Its real beauty is in the fuel blending. Biobutanol, today, is approved for 16 percent blends (compared to ethanol’s 10 percent limit). If ethanol were approved for 15 percent blends by the EPA, biobutanol would be approved for 24 percent blends. Combined with the improved energy density, in a standard 13-gallon sedan tank you can carry up to 109,000 BTUs of E10 ethanol or 228,000 BTUs of biobutanol – a little more than double.

However, there are fewer blend wall issues. Right now, with E10 the US is right at the “blend wall” where farmers and processors will have to look for alternative, lower-margin foreign markets to market their ethanol. With biobutanol, the same amount of corn that results in 13 billion gallons of ethanol and hits the blend wall, produces 10.4 billion gallons of biobutanol. Plus, the 16 percent biobutanol blend wall is encountered not at 13 billion gallons, but at 20.8 billion gallons.

One trouble spot? Octane – biobutanol is low-octane. But of course, you can top off with ethanol if needed as an octane booster.

Commentary from Butamax

“With this decision, Butamax has prevailed on the first three of Gevo’s cases against Butamax with the patents being found unpatentable, invalid or not-infringed. We expect a similar outcome from their remaining suits,” added Paul Beckwith, Butamax’s CEO. “Meanwhile, Butamax’s appeal relating to our foundational ‘188 and ‘889 patents is progressing, with the Federal Circuit hearing likely to take place before the end of the year.” If successful, these two cases will return to the District Court, as well as six other patent cases that Butamax is asserting against Gevo, which are variously scheduled for trial during the summers of 2014 and 2015.

“The patents covered in the most recent ruling only apply to individual modifications to the pathway,” commented Brett Lund, Gevo’s executive vice president and general counsel, “and are just 2 of the 480 patents and patent applications in our portfolio.

Gevo responds

“Gevo’s previous victory over Butamax applied to the entire isobutanol pathway.  Butamax has announced that it will not begin building a plant until 2014, with commercialization expected in 2015.  We remain confident in our strong Intellectual Property portfolio, which includes patents to a suite of microorganisms containing distinct genetic modifications that boost isobutanol production. Our technology has enabled us achieve commercial isobutanol production where others have failed.”

The impact

Well, it continues to be early days for the Montagues and the Capulets — as Butamax notes, there are material proceedings that will stretch out to at least 2015.

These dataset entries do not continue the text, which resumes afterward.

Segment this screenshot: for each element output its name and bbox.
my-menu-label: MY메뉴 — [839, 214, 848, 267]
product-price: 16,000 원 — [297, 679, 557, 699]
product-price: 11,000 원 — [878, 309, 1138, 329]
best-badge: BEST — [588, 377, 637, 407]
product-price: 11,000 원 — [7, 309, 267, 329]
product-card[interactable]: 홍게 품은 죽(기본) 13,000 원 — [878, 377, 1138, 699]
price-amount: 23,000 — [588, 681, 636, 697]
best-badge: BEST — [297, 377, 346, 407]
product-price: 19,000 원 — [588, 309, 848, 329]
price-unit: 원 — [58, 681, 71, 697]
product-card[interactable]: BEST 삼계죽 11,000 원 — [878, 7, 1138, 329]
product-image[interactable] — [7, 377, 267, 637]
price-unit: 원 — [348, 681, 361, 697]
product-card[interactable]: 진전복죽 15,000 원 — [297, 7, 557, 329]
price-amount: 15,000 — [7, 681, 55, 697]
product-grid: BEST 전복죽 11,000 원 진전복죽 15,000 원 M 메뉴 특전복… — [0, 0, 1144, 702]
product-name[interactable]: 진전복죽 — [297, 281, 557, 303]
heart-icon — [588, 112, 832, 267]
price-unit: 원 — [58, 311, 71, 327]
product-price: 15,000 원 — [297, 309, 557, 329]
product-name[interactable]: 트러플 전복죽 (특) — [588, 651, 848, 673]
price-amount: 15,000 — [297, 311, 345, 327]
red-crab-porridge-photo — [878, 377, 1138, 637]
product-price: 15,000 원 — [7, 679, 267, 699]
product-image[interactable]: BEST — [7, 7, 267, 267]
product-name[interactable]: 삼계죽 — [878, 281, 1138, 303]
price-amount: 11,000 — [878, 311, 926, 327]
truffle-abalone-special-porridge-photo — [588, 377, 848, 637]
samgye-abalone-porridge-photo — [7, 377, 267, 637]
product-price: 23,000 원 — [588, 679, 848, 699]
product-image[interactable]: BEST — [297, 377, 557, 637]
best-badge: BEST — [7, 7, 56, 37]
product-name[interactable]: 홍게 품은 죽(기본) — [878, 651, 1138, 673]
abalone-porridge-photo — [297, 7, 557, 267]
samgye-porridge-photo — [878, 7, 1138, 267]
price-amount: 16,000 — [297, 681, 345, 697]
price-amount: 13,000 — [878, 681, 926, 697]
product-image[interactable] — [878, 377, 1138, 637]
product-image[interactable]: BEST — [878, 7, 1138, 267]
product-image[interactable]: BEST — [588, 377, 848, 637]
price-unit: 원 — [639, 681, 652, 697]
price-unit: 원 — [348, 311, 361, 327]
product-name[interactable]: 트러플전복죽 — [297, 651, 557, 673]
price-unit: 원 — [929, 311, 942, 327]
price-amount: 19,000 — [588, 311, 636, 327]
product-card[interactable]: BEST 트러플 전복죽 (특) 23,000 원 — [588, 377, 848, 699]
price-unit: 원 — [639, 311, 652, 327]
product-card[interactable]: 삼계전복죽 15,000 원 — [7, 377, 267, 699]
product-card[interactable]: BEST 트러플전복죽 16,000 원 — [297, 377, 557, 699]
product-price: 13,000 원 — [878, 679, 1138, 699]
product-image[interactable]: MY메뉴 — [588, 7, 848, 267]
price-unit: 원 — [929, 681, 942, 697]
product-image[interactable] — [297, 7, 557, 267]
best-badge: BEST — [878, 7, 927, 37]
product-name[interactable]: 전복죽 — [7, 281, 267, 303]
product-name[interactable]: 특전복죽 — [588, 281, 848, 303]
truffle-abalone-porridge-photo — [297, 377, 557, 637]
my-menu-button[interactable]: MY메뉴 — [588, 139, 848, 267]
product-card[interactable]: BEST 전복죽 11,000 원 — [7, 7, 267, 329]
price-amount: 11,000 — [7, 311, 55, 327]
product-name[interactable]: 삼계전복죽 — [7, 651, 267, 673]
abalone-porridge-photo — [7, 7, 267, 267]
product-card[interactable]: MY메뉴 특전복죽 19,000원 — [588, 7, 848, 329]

But this is a big win for Butamax in the interim, giving the company more confidence that it will have freedom to operate down the line without a licensing deal to utilize Gevo’s technology.

Bigger win for customers and partners, however, if the ultimate outcome is that both companies clear a clean path to commercialization of isobutanol and there is robust competition for production capacity and for downstream customers.

The Digest’s Take

Whatever team you have bought season tickets for and are lustily cheering from the sidelines — consider this: the amount of money being racked up by both companies in legal fees is proof positive of the value of the technology. No one spends good money defending worthless technology and worthless patents.

The furious pace of the litigation, and the bad blood between the rivals, is about the best evidence you can imagine that biobased isobutanol is a big deal — a treasure worth defending against all comers.